Primární mediastinální velkobuněčný B lymfom

Abstract

Primary mediastinal large B cell lymphoma is an aggressive tumor diagnosis characterized by a rapid increase of tumor mass in the anterior mediastinum, occurring in younger patients. Currently, at the time of immunochemotherapy, 5-year overall survival of patients is 80-90%, however relapse of the disease occurs early, usually within one year of the end of therapy and the prognosis of these patients is unsatisfactory. Positron emission tomography combined with computed tomography using ¹⁸F-fluorodeoxyglucose is currently widely used not only at the time of diagnosis but also for monitoring of response to treatment. The FDG PET/CT examination has a strong prognostic significance at the time of diagnosis, during treatment and after termination.
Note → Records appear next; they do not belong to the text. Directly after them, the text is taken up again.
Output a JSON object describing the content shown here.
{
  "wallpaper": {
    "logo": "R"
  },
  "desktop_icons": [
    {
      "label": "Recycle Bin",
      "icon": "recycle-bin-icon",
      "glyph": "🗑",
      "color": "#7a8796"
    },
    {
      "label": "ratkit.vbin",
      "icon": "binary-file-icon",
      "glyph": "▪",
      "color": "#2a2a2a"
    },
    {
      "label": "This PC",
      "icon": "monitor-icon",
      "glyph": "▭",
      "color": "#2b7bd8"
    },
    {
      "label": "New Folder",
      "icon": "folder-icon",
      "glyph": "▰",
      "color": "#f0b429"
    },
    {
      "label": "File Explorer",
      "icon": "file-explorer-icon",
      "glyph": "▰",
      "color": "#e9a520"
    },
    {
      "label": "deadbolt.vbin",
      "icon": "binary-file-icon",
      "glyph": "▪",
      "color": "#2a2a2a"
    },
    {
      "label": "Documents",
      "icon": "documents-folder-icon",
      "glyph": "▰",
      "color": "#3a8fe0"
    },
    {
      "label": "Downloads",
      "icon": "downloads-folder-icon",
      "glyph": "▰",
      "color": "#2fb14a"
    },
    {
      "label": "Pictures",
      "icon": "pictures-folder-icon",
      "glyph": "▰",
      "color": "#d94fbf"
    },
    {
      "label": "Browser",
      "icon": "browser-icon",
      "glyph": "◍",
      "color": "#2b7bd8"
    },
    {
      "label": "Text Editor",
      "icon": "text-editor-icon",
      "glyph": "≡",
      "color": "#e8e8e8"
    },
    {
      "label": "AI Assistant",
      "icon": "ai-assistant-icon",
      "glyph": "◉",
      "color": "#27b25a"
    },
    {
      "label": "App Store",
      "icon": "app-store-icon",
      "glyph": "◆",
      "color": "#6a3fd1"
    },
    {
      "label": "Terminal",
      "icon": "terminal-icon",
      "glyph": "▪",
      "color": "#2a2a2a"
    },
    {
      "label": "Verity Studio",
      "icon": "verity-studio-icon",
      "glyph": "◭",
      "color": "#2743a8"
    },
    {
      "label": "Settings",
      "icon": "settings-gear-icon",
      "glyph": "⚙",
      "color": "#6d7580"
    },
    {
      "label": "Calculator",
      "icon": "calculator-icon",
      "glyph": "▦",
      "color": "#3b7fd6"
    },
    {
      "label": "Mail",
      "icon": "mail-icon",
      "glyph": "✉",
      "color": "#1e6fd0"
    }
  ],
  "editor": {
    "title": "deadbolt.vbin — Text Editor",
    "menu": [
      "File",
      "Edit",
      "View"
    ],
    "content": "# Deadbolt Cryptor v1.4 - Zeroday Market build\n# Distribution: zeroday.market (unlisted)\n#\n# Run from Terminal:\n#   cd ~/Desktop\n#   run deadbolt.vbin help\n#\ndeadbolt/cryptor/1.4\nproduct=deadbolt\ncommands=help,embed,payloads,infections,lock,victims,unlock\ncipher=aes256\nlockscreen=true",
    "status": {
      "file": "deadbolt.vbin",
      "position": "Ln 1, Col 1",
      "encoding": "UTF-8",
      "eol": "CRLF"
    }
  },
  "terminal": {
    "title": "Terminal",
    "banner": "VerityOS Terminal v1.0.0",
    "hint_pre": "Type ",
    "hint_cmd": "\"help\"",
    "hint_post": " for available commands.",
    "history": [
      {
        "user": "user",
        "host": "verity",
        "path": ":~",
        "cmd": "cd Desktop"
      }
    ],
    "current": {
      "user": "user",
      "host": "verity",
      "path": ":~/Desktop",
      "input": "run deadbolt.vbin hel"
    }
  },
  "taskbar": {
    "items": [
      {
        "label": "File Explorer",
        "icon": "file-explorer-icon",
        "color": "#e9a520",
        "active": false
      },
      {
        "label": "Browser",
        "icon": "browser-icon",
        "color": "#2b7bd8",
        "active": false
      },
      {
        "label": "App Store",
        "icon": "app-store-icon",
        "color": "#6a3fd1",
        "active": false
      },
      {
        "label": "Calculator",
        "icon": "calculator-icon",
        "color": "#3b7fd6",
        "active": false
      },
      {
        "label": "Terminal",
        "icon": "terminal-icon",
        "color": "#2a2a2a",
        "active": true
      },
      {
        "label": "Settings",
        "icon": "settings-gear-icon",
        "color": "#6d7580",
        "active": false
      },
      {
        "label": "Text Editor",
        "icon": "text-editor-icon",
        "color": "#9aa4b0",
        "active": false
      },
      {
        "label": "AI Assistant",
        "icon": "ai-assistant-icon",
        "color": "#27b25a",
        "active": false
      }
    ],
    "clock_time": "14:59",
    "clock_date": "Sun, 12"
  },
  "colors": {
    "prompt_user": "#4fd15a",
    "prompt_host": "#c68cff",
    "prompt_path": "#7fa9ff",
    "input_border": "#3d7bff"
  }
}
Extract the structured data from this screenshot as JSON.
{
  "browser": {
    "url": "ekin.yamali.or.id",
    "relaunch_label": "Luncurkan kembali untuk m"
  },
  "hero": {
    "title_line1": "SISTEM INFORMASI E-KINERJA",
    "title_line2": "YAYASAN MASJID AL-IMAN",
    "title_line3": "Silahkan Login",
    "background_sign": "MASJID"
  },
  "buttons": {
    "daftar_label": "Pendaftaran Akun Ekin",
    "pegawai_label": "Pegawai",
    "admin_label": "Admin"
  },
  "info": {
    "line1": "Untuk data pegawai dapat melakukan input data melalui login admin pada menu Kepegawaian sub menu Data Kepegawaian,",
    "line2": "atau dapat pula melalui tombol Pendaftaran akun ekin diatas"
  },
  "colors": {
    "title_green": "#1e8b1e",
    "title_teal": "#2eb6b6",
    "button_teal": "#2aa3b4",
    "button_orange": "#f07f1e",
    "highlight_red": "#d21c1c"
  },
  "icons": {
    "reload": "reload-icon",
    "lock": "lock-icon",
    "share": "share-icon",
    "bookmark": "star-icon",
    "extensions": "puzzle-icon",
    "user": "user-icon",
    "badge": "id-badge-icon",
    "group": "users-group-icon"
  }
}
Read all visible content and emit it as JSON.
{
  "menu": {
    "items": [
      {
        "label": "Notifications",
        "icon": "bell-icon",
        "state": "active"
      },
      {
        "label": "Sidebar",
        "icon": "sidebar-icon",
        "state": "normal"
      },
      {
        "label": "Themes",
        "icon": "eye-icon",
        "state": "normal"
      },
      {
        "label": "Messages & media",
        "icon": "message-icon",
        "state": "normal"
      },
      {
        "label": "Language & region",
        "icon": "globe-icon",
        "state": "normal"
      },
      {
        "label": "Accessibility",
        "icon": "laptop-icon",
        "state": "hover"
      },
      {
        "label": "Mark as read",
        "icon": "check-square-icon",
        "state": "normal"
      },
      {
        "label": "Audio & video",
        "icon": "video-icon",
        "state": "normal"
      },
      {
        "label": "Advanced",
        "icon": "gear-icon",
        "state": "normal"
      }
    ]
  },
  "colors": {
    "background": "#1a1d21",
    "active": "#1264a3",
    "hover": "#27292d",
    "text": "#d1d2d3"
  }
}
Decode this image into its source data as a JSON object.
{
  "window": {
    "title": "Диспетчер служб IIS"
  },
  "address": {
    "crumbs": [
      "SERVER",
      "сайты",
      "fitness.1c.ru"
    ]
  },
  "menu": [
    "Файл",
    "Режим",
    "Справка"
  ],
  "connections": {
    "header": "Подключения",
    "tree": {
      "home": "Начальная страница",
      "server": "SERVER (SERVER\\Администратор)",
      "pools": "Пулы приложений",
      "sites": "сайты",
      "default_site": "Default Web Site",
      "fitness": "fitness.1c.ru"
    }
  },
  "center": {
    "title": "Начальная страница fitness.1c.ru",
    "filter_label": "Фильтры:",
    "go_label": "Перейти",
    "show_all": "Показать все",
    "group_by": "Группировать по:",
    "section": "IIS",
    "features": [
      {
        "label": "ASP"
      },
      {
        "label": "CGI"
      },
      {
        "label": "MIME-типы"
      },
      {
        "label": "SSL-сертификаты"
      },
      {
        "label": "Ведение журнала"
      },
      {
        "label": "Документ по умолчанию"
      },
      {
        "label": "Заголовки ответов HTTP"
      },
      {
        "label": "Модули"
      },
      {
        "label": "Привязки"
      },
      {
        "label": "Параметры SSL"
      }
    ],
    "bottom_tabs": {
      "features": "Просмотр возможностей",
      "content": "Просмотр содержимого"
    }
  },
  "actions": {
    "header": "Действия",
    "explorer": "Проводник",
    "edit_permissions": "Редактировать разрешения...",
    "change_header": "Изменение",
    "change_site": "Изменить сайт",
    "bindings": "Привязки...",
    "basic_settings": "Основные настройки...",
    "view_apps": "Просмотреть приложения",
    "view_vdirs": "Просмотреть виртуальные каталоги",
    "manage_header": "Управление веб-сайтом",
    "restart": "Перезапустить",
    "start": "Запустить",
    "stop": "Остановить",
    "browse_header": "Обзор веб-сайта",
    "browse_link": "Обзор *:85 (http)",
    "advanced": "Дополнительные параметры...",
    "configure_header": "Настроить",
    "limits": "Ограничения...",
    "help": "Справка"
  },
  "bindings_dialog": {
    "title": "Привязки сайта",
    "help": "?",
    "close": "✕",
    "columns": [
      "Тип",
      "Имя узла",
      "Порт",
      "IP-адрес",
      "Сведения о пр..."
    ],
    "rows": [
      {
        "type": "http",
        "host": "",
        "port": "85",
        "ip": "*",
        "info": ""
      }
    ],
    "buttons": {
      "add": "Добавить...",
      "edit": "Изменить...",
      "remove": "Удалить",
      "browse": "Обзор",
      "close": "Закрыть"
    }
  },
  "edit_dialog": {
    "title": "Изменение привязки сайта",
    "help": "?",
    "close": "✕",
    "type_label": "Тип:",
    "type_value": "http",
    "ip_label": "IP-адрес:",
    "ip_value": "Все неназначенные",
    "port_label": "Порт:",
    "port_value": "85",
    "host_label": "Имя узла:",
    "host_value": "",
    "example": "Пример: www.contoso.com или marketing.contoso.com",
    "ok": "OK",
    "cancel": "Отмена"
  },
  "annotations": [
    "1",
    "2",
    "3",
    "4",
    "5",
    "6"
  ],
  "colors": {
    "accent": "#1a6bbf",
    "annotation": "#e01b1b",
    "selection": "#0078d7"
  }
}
There is the high importance of the consideration between the maximum efficacy of the therapy and reduction of the long-term toxicity risk. Standard, anthracycline-based immunochemotherapy (R-CHOP, DA-EPOCH-R), autologous stem cell transplantation or consolidation radiotherapy for residual tumor mass are currently standard of the therapy. New therapy modalities (PD1 inhibitors, brentuximab vedotin or CAR T cell therapy) are available, but needed clinical trials are ongoing to assess the effectivity.